The worst thing about all of it is that leather usually comes from China where there is little regulation to protect animal welfare.


Sheep shearing — PhotoPin

Wool is another no-no in my books. And for similar reasons… the leather industry is also riddled with horror stories of animal welfare violations. While I know wool can be tough to steer clear from because it’s just so practical and warm, I highly recommend switching to ethically sourced options if you are going to purchase wool. You can find ethical wool in our ethical winter hats, sweaters, scarves, slippers, and gloves guides.

Conventional Cotton 

Conventional cotton comes from a plant, but it is far from natural and does not follow the principles of regenerative agriculture! According to WWF, it takes 2,700 liters of water to produce a single cotton t-shirt! That is a LOT.

All this water is full of pesticides and leeches directly into groundwater, rivers, lakes, and other precious waterways. And don't even get me started on the lack of ethics surrounding the production of cotton. Manufacturers in the cotton business will endorse child labor and often do not pay their workers a fair wage. It really is awful. 

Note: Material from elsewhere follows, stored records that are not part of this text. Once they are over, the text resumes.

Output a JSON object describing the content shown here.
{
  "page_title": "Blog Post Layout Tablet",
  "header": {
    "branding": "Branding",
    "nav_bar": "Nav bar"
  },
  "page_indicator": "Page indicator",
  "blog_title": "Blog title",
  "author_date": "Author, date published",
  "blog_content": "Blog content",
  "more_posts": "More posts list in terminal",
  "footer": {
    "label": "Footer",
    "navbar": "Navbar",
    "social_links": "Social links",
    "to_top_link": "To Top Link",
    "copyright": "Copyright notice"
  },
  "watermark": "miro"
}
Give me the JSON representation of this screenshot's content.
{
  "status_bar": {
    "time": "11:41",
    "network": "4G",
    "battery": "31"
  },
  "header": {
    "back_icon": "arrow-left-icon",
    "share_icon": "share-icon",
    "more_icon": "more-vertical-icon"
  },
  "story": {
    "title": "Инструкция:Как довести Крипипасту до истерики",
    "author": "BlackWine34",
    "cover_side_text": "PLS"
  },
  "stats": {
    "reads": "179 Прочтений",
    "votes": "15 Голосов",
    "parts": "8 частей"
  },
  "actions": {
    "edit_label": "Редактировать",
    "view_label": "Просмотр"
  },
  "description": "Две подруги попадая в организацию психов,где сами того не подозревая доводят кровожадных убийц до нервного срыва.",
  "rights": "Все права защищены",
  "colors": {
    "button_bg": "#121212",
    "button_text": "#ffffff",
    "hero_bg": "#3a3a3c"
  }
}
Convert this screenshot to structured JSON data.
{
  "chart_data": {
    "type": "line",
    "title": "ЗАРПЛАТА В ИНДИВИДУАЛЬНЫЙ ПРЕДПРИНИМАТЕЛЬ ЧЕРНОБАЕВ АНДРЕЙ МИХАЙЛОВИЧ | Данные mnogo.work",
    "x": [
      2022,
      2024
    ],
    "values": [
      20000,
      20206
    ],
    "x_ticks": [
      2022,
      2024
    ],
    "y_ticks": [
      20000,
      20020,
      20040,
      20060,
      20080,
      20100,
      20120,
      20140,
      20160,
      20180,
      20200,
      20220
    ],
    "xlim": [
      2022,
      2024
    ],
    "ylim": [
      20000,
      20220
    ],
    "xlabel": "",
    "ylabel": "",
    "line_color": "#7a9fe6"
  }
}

Down feathers come from the plumage of ducks and geese. And while warm and a good insulator, I would also avoid this one as the birds can sometimes be plucked while still alive. Brands like IKEA and Patagonia have even gone as far as to state they will avoid live-plucked down in their products.

Still, there are so many other great vegan insulating fabrics out there we have better options that don’t involve animals.

A final word on vegan fabrics

Vegan fabrics are ethical, sustainable, and environmentally friendly! As consumers, we have so much power to change what is being offered in the fashion industry. And the first step is getting informed. If you happen to already own some of the materials listed on the naughty list, don’t stress!

Living a sustainable lifestyle isn’t about perfection, it’s about progress! As always, remember to also avoid greenwashing and be sure to look for third-party certifications like FSC Certification or B Corp when you go out shopping.